Salah satu oknum Satpam melarang wartawan menjalankan tugas jurnalistiknya, “Jangan ambil gambar dulu ya, Pak,” kata dia seraya menghalangi kamera. Sebab rumah sakit berwenang untuk membuat kebijakan dan larangan untuk tidak mengambil foto atau video di lingkungan ini. Upaya bentuk larangan ini adalah untuk melindungi hak privasi dari semua pasien, termasuk melindungi rahasia medis pasien.
“Pak bisa di luar saja dulu,” titah salah seorang satpam yang lain mendorong tubuh mereka.
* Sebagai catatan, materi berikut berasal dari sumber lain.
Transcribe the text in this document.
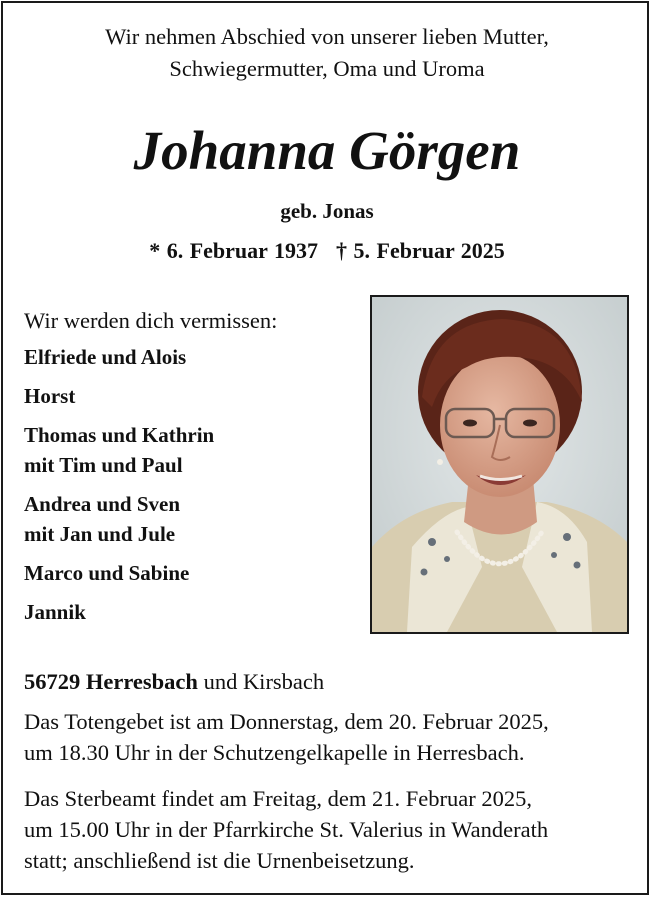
Wir nehmen Abschied von unserer lieben Mutter,
Schwiegermutter, Oma und Uroma
Johanna Görgen
geb. Jonas
* 6. Februar 1937 † 5. Februar 2025
Wir werden dich vermissen:
Elfriede und Alois
Horst
Thomas und Kathrin
mit Tim und Paul
Andrea und Sven
mit Jan und Jule
Marco und Sabine
Jannik
56729 Herresbach und Kirsbach
Das Totengebet ist am Donnerstag, dem 20. Februar 2025,
um 18.30 Uhr in der Schutzengelkapelle in Herresbach.
Das Sterbeamt findet am Freitag, dem 21. Februar 2025,
um 15.00 Uhr in der Pfarrkirche St. Valerius in Wanderath
statt; anschließend ist die Urnenbeisetzung.
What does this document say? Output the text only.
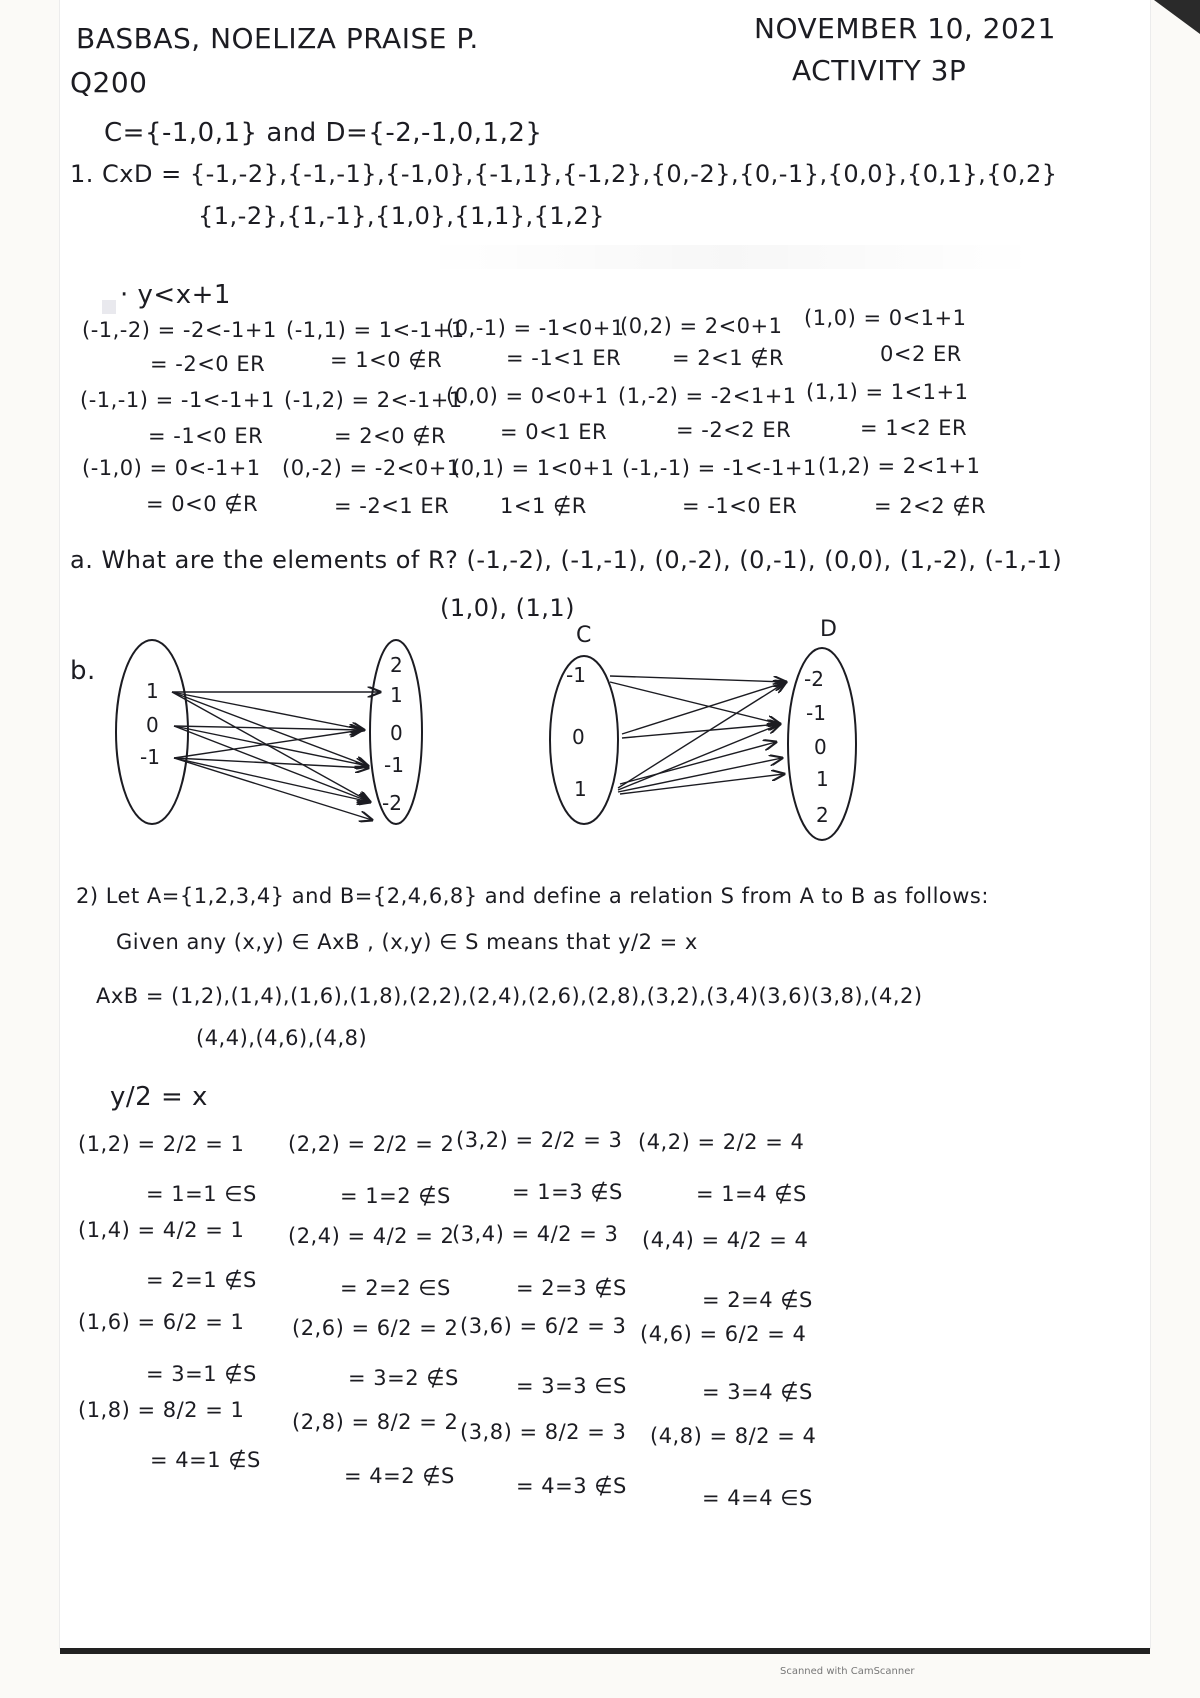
BASBAS, NOELIZA PRAISE P.
Q200
NOVEMBER 10, 2021
ACTIVITY 3P
C={-1,0,1} and D={-2,-1,0,1,2}
1. CxD = {-1,-2},{-1,-1},{-1,0},{-1,1},{-1,2},{0,-2},{0,-1},{0,0},{0,1},{0,2}
{1,-2},{1,-1},{1,0},{1,1},{1,2}
· y<x+1
(-1,-2) = -2<-1+1
= -2<0 ER
(-1,-1) = -1<-1+1
= -1<0 ER
(-1,0) = 0<-1+1
= 0<0 ∉R
(-1,1) = 1<-1+1
= 1<0 ∉R
(-1,2) = 2<-1+1
= 2<0 ∉R
(0,-2) = -2<0+1
= -2<1 ER
(0,-1) = -1<0+1
= -1<1 ER
(0,0) = 0<0+1
= 0<1 ER
(0,1) = 1<0+1
1<1 ∉R
(0,2) = 2<0+1
= 2<1 ∉R
(1,-2) = -2<1+1
= -2<2 ER
(-1,-1) = -1<-1+1
= -1<0 ER
(1,0) = 0<1+1
0<2 ER
(1,1) = 1<1+1
= 1<2 ER
(1,2) = 2<1+1
= 2<2 ∉R
a. What are the elements of R? (-1,-2), (-1,-1), (0,-2), (0,-1), (0,0), (1,-2), (-1,-1)
(1,0), (1,1)
b.
1
0
-1
2
1
0
-1
-2
C	D
-1
0
1
-2
-1
0
1
2
2) Let A={1,2,3,4} and B={2,4,6,8} and define a relation S from A to B as follows:
Given any (x,y) ∈ AxB , (x,y) ∈ S means that y/2 = x
AxB = (1,2),(1,4),(1,6),(1,8),(2,2),(2,4),(2,6),(2,8),(3,2),(3,4)(3,6)(3,8),(4,2)
(4,4),(4,6),(4,8)
y/2 = x
(1,2) = 2/2 = 1
= 1=1 ∈S
(1,4) = 4/2 = 1
= 2=1 ∉S
(1,6) = 6/2 = 1
= 3=1 ∉S
(1,8) = 8/2 = 1
= 4=1 ∉S
(2,2) = 2/2 = 2
= 1=2 ∉S
(2,4) = 4/2 = 2
= 2=2 ∈S
(2,6) = 6/2 = 2
= 3=2 ∉S
(2,8) = 8/2 = 2
= 4=2 ∉S
(3,2) = 2/2 = 3
= 1=3 ∉S
(3,4) = 4/2 = 3
= 2=3 ∉S
(3,6) = 6/2 = 3
= 3=3 ∈S
(3,8) = 8/2 = 3
= 4=3 ∉S
(4,2) = 2/2 = 4
= 1=4 ∉S
(4,4) = 4/2 = 4
= 2=4 ∉S
(4,6) = 6/2 = 4
= 3=4 ∉S
(4,8) = 8/2 = 4
= 4=4 ∈S
Scanned with CamScanner
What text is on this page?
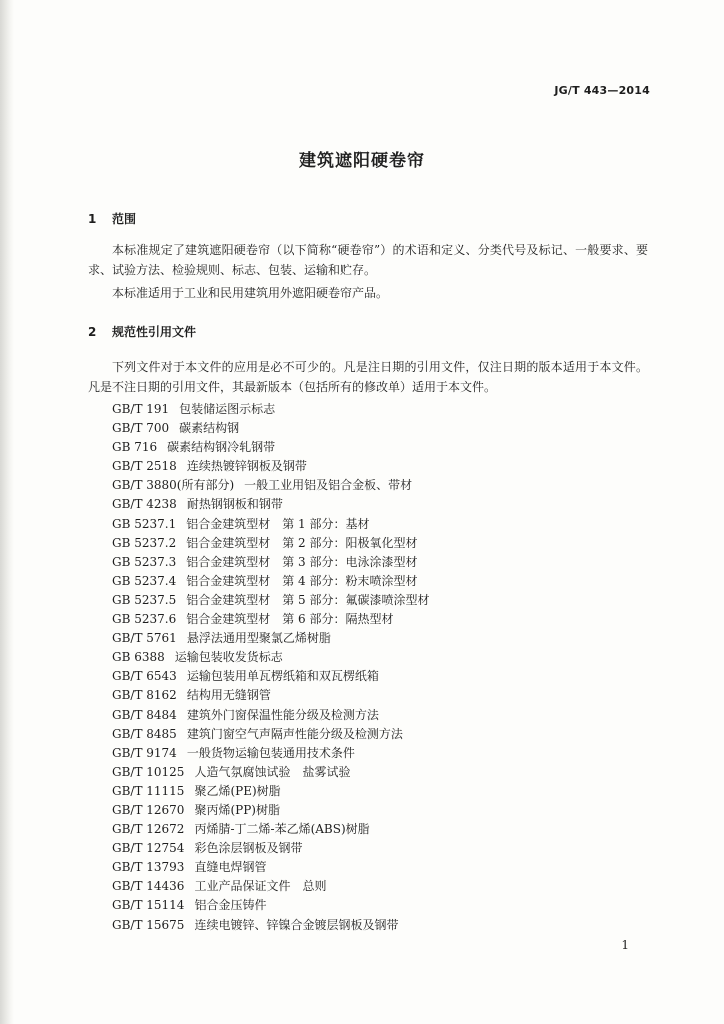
JG/T 443—2014
建筑遮阳硬卷帘
1 范围
本标准规定了建筑遮阳硬卷帘（以下简称“硬卷帘”）的术语和定义、分类代号及标记、一般要求、要求、试验方法、检验规则、标志、包装、运输和贮存。
本标准适用于工业和民用建筑用外遮阳硬卷帘产品。
2 规范性引用文件
下列文件对于本文件的应用是必不可少的。凡是注日期的引用文件，仅注日期的版本适用于本文件。凡是不注日期的引用文件，其最新版本（包括所有的修改单）适用于本文件。
GB/T 191 包装储运图示标志
GB/T 700 碳素结构钢
GB 716 碳素结构钢冷轧钢带
GB/T 2518 连续热镀锌钢板及钢带
GB/T 3880(所有部分) 一般工业用铝及铝合金板、带材
GB/T 4238 耐热钢钢板和钢带
GB 5237.1 铝合金建筑型材　第 1 部分：基材
GB 5237.2 铝合金建筑型材　第 2 部分：阳极氧化型材
GB 5237.3 铝合金建筑型材　第 3 部分：电泳涂漆型材
GB 5237.4 铝合金建筑型材　第 4 部分：粉末喷涂型材
GB 5237.5 铝合金建筑型材　第 5 部分：氟碳漆喷涂型材
GB 5237.6 铝合金建筑型材　第 6 部分：隔热型材
GB/T 5761 悬浮法通用型聚氯乙烯树脂
GB 6388 运输包装收发货标志
GB/T 6543 运输包装用单瓦楞纸箱和双瓦楞纸箱
GB/T 8162 结构用无缝钢管
GB/T 8484 建筑外门窗保温性能分级及检测方法
GB/T 8485 建筑门窗空气声隔声性能分级及检测方法
GB/T 9174 一般货物运输包装通用技术条件
GB/T 10125 人造气氛腐蚀试验　盐雾试验
GB/T 11115 聚乙烯(PE)树脂
GB/T 12670 聚丙烯(PP)树脂
GB/T 12672 丙烯腈-丁二烯-苯乙烯(ABS)树脂
GB/T 12754 彩色涂层钢板及钢带
GB/T 13793 直缝电焊钢管
GB/T 14436 工业产品保证文件　总则
GB/T 15114 铝合金压铸件
GB/T 15675 连续电镀锌、锌镍合金镀层钢板及钢带
1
“Apa sudah ada kabar terbaru mengenai Artis Zara Angel?” seorang wartawan tetap menodongkan kamera berikut perekam suara.
“Kurang tahu saya. Tugas kami di luar,” jawab dia lagi.
Sementara di dalam, Zara masih berada dalam penanganan. Kondisinya dinyatakan kritis akibat mengonsumsi obat-obatan yang berlebih. Namun beberapa penanganan sudah dilakukan oleh para dokter. Yakni memasukkan tabung pernapasan, memompa perut untuk mengeluarkan zat dari dalamnya, memberikan cairan infus untuk membantu mempercepat pembuangan zat dari tubuh, berikut memberikan obat penawar agar Zara bisa segera kembali pulih.
Grace sendiri lega karena beberapa jam kemudian, Zara sudah dipindahkan ke ruang rawat. Menunggu atasannya tersebut sadarkan diri.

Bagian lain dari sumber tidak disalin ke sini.